Half of Myanmar’s population is under the age of 30, and many of these young people have benefited from their country’s fragile, imperfect democratic transition over the past decade. They know the military’s return to power could reverse hard-won gains in human development and fundamental freedoms.
Their future is at stake. So are their lives.
On 27 March, General Min Aung Hlaing used the occasion of Armed Forces Day to claim that the military would protect the people and promote democracy. In fact, this turned out to be the bloodiest day since the military coup on 1 February.
And yet, as a father clutching his dying son poignantly noted, “on this day, both lives and futures are being lost.” With their prospects vanishing before their eyes, tens of thousands of young people have taken to the streets across Myanmar. They are refusing to live without hope.
But the country’s backsliding is already being felt acutely. In addition to COVID-19, Myanmar is confronting a compounding economic crisis. The World Bank’s recent regional forecast shows gross domestic product (GDP) on track to shrink by 10 percent in 2021, compared to 6.8 percent growth in 2019 and 1.7 percent growth in 2020, when the country was reeling from the pandemic.

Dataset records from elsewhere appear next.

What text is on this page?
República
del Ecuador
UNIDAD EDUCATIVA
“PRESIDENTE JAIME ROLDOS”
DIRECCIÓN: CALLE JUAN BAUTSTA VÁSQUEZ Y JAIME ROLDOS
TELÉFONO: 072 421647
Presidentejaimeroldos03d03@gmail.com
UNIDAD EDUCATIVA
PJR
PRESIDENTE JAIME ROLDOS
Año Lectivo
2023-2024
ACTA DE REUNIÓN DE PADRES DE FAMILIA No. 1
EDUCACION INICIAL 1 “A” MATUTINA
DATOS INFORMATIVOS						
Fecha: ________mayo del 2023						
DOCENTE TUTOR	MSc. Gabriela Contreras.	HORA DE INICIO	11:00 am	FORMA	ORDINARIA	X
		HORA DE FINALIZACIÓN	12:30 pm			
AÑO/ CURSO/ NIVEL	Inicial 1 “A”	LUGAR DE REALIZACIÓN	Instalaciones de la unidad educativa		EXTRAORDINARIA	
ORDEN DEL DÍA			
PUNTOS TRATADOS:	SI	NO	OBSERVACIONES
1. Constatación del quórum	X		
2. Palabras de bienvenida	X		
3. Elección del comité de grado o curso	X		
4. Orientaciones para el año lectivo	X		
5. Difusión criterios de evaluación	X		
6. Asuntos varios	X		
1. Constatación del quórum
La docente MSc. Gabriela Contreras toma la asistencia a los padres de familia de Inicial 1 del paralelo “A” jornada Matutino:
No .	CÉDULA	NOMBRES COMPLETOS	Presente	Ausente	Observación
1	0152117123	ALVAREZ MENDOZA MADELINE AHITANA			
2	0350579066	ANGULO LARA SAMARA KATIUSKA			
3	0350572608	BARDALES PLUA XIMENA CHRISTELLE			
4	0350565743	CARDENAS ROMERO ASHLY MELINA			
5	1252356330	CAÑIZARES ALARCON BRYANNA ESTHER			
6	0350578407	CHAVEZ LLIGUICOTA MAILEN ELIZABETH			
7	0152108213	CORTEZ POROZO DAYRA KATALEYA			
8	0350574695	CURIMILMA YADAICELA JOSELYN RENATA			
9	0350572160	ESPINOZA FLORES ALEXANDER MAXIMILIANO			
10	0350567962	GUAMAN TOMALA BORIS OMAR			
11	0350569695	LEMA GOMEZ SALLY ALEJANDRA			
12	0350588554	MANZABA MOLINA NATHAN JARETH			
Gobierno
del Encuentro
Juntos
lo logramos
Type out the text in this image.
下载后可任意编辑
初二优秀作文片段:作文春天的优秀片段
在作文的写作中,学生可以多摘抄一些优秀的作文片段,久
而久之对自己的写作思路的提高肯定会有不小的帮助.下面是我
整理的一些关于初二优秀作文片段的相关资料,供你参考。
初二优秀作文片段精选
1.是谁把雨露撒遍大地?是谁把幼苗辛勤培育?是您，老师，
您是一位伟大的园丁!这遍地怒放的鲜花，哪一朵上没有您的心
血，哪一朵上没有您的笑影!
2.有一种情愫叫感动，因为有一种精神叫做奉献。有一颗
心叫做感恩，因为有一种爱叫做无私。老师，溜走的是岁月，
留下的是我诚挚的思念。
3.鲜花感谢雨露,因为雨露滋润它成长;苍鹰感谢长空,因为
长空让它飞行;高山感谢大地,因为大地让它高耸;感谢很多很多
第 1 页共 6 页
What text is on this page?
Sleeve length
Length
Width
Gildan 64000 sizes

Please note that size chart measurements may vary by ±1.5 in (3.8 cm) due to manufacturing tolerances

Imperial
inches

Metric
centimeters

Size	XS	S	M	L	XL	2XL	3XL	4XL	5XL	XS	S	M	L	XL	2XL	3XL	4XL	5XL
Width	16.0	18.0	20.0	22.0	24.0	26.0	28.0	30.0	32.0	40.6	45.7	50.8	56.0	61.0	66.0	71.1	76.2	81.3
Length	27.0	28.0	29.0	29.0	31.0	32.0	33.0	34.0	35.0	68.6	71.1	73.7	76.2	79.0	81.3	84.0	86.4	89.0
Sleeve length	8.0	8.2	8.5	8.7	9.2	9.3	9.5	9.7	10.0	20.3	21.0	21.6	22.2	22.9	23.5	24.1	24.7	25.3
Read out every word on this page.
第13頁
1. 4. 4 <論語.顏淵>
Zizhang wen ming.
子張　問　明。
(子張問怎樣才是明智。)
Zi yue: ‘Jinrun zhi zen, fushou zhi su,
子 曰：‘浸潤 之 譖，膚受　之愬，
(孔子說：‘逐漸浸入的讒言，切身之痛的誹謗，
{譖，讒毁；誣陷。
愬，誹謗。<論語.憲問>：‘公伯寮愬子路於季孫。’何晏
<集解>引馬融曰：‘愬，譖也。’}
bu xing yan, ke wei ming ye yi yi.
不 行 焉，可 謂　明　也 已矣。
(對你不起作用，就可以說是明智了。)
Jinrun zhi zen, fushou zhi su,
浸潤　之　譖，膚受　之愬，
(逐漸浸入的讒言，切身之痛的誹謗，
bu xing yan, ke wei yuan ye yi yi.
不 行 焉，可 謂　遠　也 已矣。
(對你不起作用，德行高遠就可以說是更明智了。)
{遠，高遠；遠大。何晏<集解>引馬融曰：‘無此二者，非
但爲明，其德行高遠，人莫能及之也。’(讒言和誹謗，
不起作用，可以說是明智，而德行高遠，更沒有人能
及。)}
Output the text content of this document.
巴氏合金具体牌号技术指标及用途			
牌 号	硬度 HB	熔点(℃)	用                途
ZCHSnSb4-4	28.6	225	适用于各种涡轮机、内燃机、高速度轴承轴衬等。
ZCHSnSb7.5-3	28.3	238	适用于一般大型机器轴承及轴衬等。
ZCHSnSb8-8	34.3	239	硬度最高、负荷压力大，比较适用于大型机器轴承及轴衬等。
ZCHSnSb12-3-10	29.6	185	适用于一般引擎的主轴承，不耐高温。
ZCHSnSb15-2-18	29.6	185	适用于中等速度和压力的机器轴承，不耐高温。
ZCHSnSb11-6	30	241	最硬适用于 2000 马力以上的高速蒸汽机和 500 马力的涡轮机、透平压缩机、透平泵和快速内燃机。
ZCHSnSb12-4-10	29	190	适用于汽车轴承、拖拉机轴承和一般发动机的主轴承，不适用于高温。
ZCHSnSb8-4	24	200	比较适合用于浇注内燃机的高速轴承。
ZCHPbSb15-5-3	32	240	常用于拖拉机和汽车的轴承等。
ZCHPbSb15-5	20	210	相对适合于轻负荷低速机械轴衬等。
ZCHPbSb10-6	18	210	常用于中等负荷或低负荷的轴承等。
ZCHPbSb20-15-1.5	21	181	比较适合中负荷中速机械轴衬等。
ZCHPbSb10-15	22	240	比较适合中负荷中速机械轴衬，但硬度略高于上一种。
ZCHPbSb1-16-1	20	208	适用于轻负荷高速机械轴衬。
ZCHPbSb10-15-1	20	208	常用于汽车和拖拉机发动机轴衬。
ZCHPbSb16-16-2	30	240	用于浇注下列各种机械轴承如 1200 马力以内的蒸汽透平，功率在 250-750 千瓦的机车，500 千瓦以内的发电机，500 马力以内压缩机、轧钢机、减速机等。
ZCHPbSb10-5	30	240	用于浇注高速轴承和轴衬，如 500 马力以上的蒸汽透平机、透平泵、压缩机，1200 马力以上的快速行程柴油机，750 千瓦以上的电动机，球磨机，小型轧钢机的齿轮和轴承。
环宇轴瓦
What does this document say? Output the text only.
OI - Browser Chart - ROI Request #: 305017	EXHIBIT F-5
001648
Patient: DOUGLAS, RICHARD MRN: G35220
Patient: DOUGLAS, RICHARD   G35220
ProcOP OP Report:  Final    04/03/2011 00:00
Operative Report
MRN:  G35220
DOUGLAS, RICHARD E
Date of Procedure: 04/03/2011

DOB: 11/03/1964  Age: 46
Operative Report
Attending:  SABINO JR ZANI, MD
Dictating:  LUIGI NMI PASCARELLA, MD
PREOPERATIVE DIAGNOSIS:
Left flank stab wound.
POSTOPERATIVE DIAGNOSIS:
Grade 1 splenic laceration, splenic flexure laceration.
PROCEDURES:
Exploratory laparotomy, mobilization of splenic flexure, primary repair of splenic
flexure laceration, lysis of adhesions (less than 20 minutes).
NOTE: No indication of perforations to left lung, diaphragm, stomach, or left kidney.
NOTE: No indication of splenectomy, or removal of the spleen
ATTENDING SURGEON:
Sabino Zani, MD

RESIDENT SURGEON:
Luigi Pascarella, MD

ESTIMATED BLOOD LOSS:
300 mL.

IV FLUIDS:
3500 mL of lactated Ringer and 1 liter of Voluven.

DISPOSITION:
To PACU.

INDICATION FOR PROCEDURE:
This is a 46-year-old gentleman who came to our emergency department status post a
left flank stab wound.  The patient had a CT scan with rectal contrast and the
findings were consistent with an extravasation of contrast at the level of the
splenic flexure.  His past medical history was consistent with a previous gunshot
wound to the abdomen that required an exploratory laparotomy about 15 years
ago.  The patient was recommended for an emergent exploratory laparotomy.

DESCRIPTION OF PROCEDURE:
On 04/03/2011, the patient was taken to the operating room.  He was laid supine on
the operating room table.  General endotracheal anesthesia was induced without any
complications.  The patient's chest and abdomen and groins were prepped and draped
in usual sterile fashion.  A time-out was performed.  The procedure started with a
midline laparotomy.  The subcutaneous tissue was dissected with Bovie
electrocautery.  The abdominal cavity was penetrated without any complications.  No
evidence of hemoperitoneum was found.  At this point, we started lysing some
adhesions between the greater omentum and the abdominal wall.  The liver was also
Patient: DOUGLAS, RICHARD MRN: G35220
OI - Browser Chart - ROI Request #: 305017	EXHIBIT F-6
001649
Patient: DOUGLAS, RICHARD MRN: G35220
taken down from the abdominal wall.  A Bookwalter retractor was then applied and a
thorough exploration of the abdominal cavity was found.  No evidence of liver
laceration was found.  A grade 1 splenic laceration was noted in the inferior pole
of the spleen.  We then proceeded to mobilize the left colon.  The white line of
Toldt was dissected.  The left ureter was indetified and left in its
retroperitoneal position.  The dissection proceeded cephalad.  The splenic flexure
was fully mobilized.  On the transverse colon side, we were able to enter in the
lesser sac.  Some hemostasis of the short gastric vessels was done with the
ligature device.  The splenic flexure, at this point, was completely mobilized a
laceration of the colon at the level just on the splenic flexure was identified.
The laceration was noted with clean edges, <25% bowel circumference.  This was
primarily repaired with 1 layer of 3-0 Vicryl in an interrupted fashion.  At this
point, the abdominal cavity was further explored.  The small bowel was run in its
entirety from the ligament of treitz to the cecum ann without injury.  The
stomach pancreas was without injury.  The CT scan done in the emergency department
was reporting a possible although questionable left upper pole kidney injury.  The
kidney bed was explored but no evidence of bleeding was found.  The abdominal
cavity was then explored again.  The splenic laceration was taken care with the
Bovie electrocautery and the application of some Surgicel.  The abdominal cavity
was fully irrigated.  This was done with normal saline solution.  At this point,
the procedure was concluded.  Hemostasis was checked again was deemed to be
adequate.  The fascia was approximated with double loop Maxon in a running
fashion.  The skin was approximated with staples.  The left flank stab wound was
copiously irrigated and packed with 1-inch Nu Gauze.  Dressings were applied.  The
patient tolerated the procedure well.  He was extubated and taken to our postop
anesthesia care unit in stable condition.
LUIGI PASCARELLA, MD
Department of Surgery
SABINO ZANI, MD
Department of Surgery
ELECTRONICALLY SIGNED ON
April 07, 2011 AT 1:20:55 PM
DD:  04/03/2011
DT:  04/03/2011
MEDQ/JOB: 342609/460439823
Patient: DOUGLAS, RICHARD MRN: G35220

Late last year, the United Nations Development Programme’s (UNDP) Household Vulnerability Survey signalled that poor households are being pushed further below the poverty line, while many vulnerable households are being dragged toward it. Even previously financially secure households are facing massive shocks from business closures and loss of employment.
On the streets of Yangon, Mandalay, and other cities, Myanmar’s citizens have come to experience these crises in the starkest of terms, with countless personal tragedies unfolding behind the data. Young people are watching employment opportunities disappear as investment plummets. International buyers and factory owners are questioning the viability of their local operations, given the lack of worker safety and security.
Unable to guarantee continued production and reliable logistics, many businesses have halted operations entirely. With these closures, even more young people will lose their jobs and meagre livelihoods. The internet is the lifeblood of this generation, but it has been restricted severely. The suppression of information, free speech, and internet access threatens to push Myanmar back into isolation from the rest of the world.
But this is happening at a time when a whole generation of young people have come to know what it is like to enjoy better jobs, freedom of speech, access to information, and improved education. These developments shaped younger cohorts’ values and aspirations, instilling them with a sense of civic consciousness. Their expectations reflect the real possibilities that they had previously seen ahead of them: the potential of a different future than the one their parents had known.
History offers stark reminders of what the young are likely to face. In 1950, Myanmar’s per capita income was higher than that of Malaysia or Thailand. But the following decades of “closed-door” policies resulted in severe under-investment in the economy and public goods and services, with deep and corrosive effects on human capital. Military rule turned Myanmar from one of the most promising economies in Asia into one of its worst performers.
The parents and grandparents of today’s young people know what it was like back then, and their bitter experience has been recounted to their children and grandchildren. Young Myanmar does not want the clock turned back. They will not be silenced.
19-year-old taekwondo champion and dancer Kyal Sin (also known as Angel) was wearing an “Everything will be ok” shirt when security forces gunned her down in Mandalay.
Thousands of young people like her continue to stand on the streets each day, full of defiant optimism as they face the military and courageously demand the country they want and deserve. As UN Secretary-General António Guterres has stressed, there is only one way forward.
The security forces must stop the violence, the generals must return Myanmar to the democratic path by respecting the results of last year’s election (which the National League for Democracy won decisively), and all political prisoners must be freed.
Only then can there be progress on reforms to deliver fair economic development and human rights – including freedom of movement, the right of safe return for refugees and citizenship – and controlling the spread of the virus. Only a society that invests in its very humanity can be at peace with itself.